The new measures come as the cases of the virus are up by 278% since Labor Day and hospitalizations are up by 145% during the same time period.
The revised stay-at-home advisory instructs residents to stay home between 10 p.m. and 5 a.m. The advisory allows certain activities like going to work, taking a walk and running critical errands to get groceries and address health needs.
“The simple truth is too many of us have become complacent in our daily lives,” Baker said, adding that if the state continues on the same track of new infections, there will be capacity issues at local hospitals by the end of the year.
Baker issued a new executive order requiring the early closure of many businesses and activities each night at 9:30 p.m., including requiring restaurants to stop table service and requiring liquor stores to stop selling alcohol. Movie theaters, gyms and casinos must also close at 9:30 p.m.
The Republican also revised the state’s mask mandate to require anyone above the age of five to wear a mask in public.
An earlier mandate said people should wear a mask in public if they couldn’t socially distance. Baker said the new mandate removes the social distancing language.
“We’re basically saying if you go out in public, wear a mask,” Baker said.
The changes take effect at 12:01 a.m. Friday.
Baker also signed an updated order reducing the size limit for gatherings at private residences. Indoor gatherings at private residences are now limited to 10 people and outdoor gatherings at private residences are limited to 25 people.
Secretary of Health and Human Services Marylou Sudders said the state is also planning to add more than 300 workers to help boost its COVID-19 contact tracing team.
The new restrictions will hurt local businesses that have already worked to comply with earlier state guidelines and protocols, according to Christopher Carlozzi, state director of the National Federation of Independent Business.
“Instead of penalizing businesses playing by the rules that are already experiencing a drop in customers and sales, the state should attempt to take a more targeted approach to curb the spread of the virus,” Carlozzi said in a press release.
As part of the state’s increased efforts to ensure residents remain vigilant with COVID-19 protections, the state will again activate a Wireless Emergency Alert to phones in several high-risk communities Monday evening.
VIRUS BY THE NUMBERS
On Monday, Massachusetts reported nine newly confirmed coronavirus deaths and 725 newly confirmed cases of COVID-19, the first time in more than a week that the daily number of newly confirmed cases have dipped below 1,000.

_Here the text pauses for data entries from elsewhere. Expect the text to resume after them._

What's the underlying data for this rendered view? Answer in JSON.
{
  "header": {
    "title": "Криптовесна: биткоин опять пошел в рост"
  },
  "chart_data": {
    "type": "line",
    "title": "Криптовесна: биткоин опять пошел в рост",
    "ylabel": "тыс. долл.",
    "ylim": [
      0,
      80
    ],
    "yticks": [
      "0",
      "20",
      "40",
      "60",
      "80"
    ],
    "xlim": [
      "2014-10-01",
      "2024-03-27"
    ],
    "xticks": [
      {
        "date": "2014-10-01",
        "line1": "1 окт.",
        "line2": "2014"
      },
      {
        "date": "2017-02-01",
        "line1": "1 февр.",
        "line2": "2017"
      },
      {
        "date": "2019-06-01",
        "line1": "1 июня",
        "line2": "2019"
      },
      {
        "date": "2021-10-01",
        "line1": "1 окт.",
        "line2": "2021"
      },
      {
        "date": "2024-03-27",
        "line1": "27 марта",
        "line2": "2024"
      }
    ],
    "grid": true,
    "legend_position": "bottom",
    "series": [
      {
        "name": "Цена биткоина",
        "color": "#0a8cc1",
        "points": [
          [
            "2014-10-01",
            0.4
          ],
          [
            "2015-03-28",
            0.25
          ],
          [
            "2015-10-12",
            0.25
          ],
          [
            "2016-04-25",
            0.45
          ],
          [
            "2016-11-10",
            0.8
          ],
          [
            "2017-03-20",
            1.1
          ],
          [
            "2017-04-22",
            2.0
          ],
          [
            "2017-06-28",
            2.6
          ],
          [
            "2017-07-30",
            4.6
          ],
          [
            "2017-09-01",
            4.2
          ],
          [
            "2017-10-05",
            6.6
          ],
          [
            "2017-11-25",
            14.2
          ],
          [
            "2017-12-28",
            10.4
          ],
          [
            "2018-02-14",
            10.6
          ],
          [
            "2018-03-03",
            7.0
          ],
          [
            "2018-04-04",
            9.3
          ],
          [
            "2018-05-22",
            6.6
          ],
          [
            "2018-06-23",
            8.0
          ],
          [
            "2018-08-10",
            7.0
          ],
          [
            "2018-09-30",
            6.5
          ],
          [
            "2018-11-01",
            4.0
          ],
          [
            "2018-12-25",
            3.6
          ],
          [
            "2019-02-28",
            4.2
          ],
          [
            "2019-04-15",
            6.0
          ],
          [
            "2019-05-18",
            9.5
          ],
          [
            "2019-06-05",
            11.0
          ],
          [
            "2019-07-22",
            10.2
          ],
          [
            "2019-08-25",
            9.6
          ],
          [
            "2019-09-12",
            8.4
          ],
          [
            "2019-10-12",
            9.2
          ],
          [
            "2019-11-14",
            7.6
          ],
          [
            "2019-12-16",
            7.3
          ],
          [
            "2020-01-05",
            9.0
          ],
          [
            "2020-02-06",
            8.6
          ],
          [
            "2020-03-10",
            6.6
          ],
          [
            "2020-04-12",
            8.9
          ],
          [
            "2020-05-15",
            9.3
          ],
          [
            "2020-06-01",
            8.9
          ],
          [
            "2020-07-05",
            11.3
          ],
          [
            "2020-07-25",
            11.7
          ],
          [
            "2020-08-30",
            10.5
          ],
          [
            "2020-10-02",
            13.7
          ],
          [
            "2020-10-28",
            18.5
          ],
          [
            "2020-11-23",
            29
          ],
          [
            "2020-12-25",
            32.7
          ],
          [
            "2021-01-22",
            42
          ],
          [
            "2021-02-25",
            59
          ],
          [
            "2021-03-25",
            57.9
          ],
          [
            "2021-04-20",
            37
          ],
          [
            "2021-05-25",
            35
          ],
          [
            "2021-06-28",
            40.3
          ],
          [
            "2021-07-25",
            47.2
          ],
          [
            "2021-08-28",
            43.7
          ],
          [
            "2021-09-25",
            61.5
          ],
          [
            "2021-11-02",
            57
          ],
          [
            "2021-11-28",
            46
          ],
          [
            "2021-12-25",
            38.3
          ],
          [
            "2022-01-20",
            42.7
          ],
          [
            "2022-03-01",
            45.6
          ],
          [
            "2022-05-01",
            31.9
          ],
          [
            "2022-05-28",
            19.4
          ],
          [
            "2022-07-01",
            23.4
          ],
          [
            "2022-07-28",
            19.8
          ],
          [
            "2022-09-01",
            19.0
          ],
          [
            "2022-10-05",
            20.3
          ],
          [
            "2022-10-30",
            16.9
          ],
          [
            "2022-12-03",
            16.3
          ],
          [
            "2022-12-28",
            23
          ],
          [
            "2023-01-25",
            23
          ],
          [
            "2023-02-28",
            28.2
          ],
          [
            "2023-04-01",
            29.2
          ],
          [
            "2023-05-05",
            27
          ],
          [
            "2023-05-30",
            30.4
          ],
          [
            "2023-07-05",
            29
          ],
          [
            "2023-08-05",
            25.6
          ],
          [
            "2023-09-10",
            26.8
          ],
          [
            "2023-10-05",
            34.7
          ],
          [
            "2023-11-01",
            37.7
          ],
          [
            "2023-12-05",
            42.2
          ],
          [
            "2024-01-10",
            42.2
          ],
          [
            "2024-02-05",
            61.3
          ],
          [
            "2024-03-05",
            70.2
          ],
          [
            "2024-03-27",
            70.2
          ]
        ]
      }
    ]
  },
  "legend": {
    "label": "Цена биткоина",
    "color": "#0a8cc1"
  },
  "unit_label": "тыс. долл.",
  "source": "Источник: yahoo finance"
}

The new deaths pushed the state’s confirmed COVID-19 death toll to nearly 9,800 and its confirmed caseload to nearly 156,400.

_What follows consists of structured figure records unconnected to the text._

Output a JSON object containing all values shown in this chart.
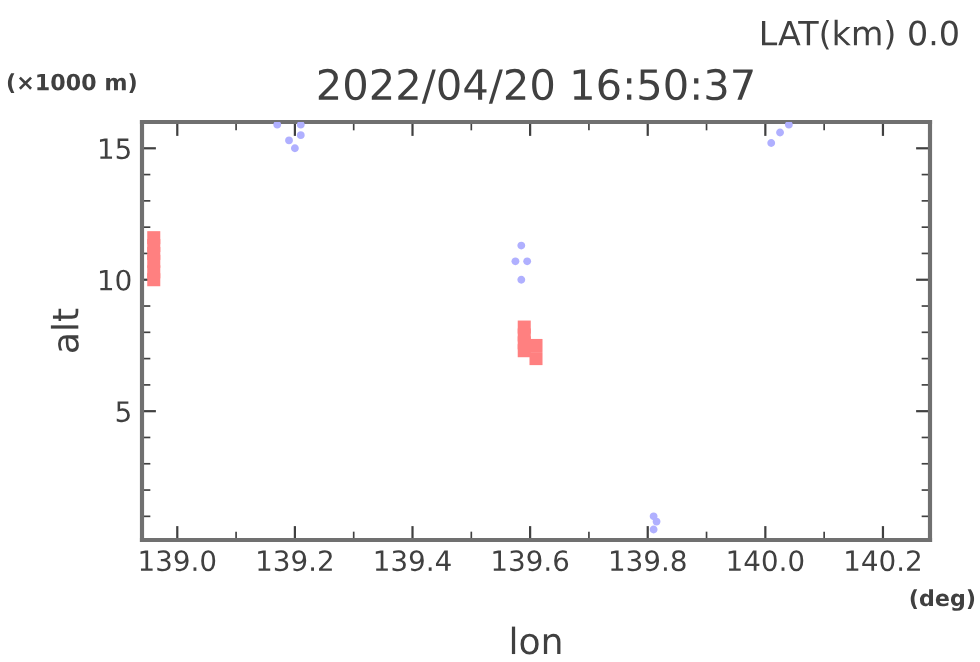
{
  "chart_data": {
    "type": "scatter",
    "title": "2022/04/20 16:50:37",
    "xlabel": "lon",
    "ylabel": "alt",
    "annotations": [
      "LAT(km) 0.0",
      "(×1000 m)",
      "(deg)"
    ],
    "xlim": [
      138.94,
      140.28
    ],
    "xticks": [
      {
        "value": 139.0,
        "label": "139.0"
      },
      139.2,
      139.4,
      139.6,
      139.8,
      {
        "value": 140.0,
        "label": "140.0"
      },
      140.2
    ],
    "ylim": [
      0.1,
      16
    ],
    "yticks": [
      5,
      10,
      15
    ],
    "grid": false,
    "legend": false,
    "series": [
      {
        "marker": "square",
        "color": "#ff8080",
        "x": [
          138.96,
          138.96,
          138.96,
          138.96,
          138.96,
          138.96
        ],
        "values": [
          10.0,
          10.3,
          10.7,
          11.0,
          11.3,
          11.6
        ]
      },
      {
        "marker": "square",
        "color": "#ff8080",
        "x": [
          139.59,
          139.59,
          139.59,
          139.59
        ],
        "values": [
          7.3,
          7.6,
          7.9,
          8.2
        ]
      },
      {
        "marker": "square",
        "color": "#ff8080",
        "x": [
          139.61,
          139.61
        ],
        "values": [
          7.0,
          7.5
        ]
      },
      {
        "marker": "circle",
        "color": "#b0b0ff",
        "x": [
          139.17,
          139.19,
          139.2,
          139.21,
          139.21
        ],
        "values": [
          15.9,
          15.3,
          15.0,
          15.5,
          15.9
        ]
      },
      {
        "marker": "circle",
        "color": "#b0b0ff",
        "x": [
          139.575,
          139.585,
          139.595,
          139.585
        ],
        "values": [
          10.7,
          11.3,
          10.7,
          10.0
        ]
      },
      {
        "marker": "circle",
        "color": "#b0b0ff",
        "x": [
          139.81,
          139.815,
          139.81
        ],
        "values": [
          1.0,
          0.8,
          0.5
        ]
      },
      {
        "marker": "circle",
        "color": "#b0b0ff",
        "x": [
          140.01,
          140.025,
          140.04
        ],
        "values": [
          15.2,
          15.6,
          15.9
        ]
      }
    ]
  }
}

The true number of cases is likely higher because studies suggest some people can be infected and not feel sick.
There were about 470 people reported hospitalized Monday because of confirmed cases of COVID-19, and nearly 100 in intensive care units.
The number of probable or confirmed COVID-19 deaths reported in long-term care facilities rose to 6,432.
HIGH SCHOOL-HYBRID LEARNING
A Massachusetts high school has delayed its transition to hybrid learning and canceled sports for two weeks after dozens of students attended a Halloween party at which they did not wear face coverings or maintain social distance, administrators said.
Classes will remain fully remote for now and hybrid learning will begin Nov. 16, Franklin schools Superintendent Sara Ahern and Franklin High Principal Josh Hanna said in a message to the school community Sunday.
All sports practices and games were canceled.
The decision was made with input from local public health officials, they said.
As many as 50 students attended the Saturday party and many scattered when police arrived, making contact tracing difficult.
“This behavior puts everyone at Franklin High School at risk and we have no choice but to remain in the remote setting for another two weeks,” the message said.
Several Massachusetts high schools have changed their lesson plans this fall because of student parties, including Wilmington, Marblehead and Lincoln-Sudbury.